Adjusted for inflation, the average price at the pump is right around where it has averaged over the past 85 years. And this is even with what I’m sure are much higher tax levels nowadays.

I am looking at a graph that shows the U.S. pump price average since 1918, all in “2001 dollars” (adjusted for inflation).

NUMBERS ADJUSTED FOR INFLATION: It was over $2 until around 1945, when it slowly slid to $1.60 in the early 1970’s. Then it shoots up to $2.70 or so in the early 1980’s (in the 1970’s, with the rationing of gas and all, the price was still right around $2).

From the late '80’s to 2001, it was in the $1.50 to $1.75 range.

Yes gas was 31 cents in 1959…and is over 6 times as much today. Guess what, the average consumer price index is up a little over 6 times since 1959.

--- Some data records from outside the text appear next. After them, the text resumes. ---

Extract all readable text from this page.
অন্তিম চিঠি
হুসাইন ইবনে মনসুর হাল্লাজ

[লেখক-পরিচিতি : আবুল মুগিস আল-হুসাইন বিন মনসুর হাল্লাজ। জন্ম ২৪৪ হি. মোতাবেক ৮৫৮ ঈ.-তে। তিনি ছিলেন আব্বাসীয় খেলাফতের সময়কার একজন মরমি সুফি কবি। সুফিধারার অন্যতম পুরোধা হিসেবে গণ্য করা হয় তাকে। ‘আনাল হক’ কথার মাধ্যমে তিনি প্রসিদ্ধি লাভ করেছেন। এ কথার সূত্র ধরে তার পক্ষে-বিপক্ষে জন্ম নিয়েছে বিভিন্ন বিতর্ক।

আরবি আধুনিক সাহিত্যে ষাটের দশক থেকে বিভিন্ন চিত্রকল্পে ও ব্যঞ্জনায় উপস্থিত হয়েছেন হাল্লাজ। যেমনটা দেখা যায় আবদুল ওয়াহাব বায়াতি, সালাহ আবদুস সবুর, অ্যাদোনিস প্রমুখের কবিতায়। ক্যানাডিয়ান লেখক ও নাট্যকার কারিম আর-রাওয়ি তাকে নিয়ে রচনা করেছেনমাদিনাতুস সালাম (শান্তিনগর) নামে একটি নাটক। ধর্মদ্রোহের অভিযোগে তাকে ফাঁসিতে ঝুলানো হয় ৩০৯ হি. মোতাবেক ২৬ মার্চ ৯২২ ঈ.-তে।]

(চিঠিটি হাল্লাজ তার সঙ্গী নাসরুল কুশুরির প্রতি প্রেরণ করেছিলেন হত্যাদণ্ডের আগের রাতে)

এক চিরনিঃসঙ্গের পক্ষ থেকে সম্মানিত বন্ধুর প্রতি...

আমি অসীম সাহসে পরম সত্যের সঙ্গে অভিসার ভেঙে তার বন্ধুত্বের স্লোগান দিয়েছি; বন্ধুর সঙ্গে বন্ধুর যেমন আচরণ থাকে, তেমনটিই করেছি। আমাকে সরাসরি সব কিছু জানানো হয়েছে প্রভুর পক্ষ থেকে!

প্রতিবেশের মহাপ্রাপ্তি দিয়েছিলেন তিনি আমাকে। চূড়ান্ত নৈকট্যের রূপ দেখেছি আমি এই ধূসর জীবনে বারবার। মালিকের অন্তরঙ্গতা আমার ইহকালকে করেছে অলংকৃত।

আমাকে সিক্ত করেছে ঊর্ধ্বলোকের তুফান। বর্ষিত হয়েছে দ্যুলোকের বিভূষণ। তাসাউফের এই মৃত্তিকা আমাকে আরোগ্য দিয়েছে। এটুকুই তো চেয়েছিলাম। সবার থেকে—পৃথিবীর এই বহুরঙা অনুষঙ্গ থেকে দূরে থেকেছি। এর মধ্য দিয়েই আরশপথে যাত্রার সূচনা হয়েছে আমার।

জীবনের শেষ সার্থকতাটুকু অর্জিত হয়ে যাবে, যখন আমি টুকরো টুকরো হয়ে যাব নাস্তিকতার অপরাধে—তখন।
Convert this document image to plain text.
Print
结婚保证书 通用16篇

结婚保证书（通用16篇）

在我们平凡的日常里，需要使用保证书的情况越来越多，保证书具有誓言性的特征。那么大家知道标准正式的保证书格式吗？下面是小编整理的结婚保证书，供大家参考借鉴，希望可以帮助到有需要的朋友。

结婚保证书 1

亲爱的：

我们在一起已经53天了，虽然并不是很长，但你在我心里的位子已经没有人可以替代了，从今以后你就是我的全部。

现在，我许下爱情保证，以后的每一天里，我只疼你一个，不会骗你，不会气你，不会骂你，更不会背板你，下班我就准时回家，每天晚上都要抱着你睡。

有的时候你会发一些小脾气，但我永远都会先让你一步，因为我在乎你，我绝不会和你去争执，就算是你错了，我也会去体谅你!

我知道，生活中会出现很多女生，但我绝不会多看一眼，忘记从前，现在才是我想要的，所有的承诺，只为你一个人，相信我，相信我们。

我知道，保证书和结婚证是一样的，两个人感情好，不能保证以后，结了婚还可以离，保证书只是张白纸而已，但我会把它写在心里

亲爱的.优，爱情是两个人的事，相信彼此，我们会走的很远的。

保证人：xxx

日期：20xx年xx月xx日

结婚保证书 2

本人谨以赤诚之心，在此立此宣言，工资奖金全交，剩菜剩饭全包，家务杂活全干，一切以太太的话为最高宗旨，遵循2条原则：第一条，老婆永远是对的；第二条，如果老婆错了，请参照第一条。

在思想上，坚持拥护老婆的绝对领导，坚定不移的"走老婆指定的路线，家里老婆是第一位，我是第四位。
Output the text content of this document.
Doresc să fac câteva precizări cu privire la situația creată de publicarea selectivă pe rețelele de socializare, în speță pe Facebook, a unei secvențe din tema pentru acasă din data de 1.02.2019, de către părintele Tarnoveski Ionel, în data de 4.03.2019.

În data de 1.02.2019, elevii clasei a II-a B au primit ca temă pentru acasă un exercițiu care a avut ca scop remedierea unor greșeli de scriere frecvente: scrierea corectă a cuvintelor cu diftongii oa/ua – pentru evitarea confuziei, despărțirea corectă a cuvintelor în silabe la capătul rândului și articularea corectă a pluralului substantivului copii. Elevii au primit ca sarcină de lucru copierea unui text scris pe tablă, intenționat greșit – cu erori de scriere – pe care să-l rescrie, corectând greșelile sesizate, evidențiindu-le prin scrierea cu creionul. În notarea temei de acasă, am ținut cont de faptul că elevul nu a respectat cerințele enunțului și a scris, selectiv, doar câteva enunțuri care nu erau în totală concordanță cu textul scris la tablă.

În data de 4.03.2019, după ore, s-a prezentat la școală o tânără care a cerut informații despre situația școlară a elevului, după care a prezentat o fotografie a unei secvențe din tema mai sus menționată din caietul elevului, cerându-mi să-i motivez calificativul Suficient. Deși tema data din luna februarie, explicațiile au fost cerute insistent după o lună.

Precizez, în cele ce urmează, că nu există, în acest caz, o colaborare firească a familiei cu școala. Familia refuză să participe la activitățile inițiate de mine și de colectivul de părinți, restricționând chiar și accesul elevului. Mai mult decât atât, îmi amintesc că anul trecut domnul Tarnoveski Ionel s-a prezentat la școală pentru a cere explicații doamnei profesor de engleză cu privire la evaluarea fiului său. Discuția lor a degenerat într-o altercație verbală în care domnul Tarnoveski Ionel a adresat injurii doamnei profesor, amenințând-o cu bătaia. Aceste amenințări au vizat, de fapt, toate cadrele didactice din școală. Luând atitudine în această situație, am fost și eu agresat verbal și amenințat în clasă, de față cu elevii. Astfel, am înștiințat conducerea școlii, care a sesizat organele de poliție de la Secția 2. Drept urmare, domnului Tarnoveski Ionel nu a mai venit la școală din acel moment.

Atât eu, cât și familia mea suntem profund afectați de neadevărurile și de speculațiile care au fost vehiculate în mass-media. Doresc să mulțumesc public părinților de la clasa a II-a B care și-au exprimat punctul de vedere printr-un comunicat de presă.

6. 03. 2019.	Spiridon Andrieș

What people are reacting to as “insane prices” are the big jump from the record lows of a few years ago. But these prices are about what people have been paying for most of the history of gas sales.

I’m paying $2 a gallon. About 65 cents of that is taxes. So for $1.35 oil is drilled, shipped, refined into gas, that is sent to a retailer, he marks it up a bit, and sells it for $1.35 plus tax. There are so many reasons for what the price is today (OPEC, demand, regional gas blend requirements, etc. etc.)…but the resulting price today is about what we’ve paid over the past 80+ years.

What I’d like to know is why I’m paying over $3 for a gallon of milk, which comes from a cow within an hour of me.

The answer: drink less milk, its expensive (so you say), and it ain’t good for you at all. It is made for little calves, not grown hominids.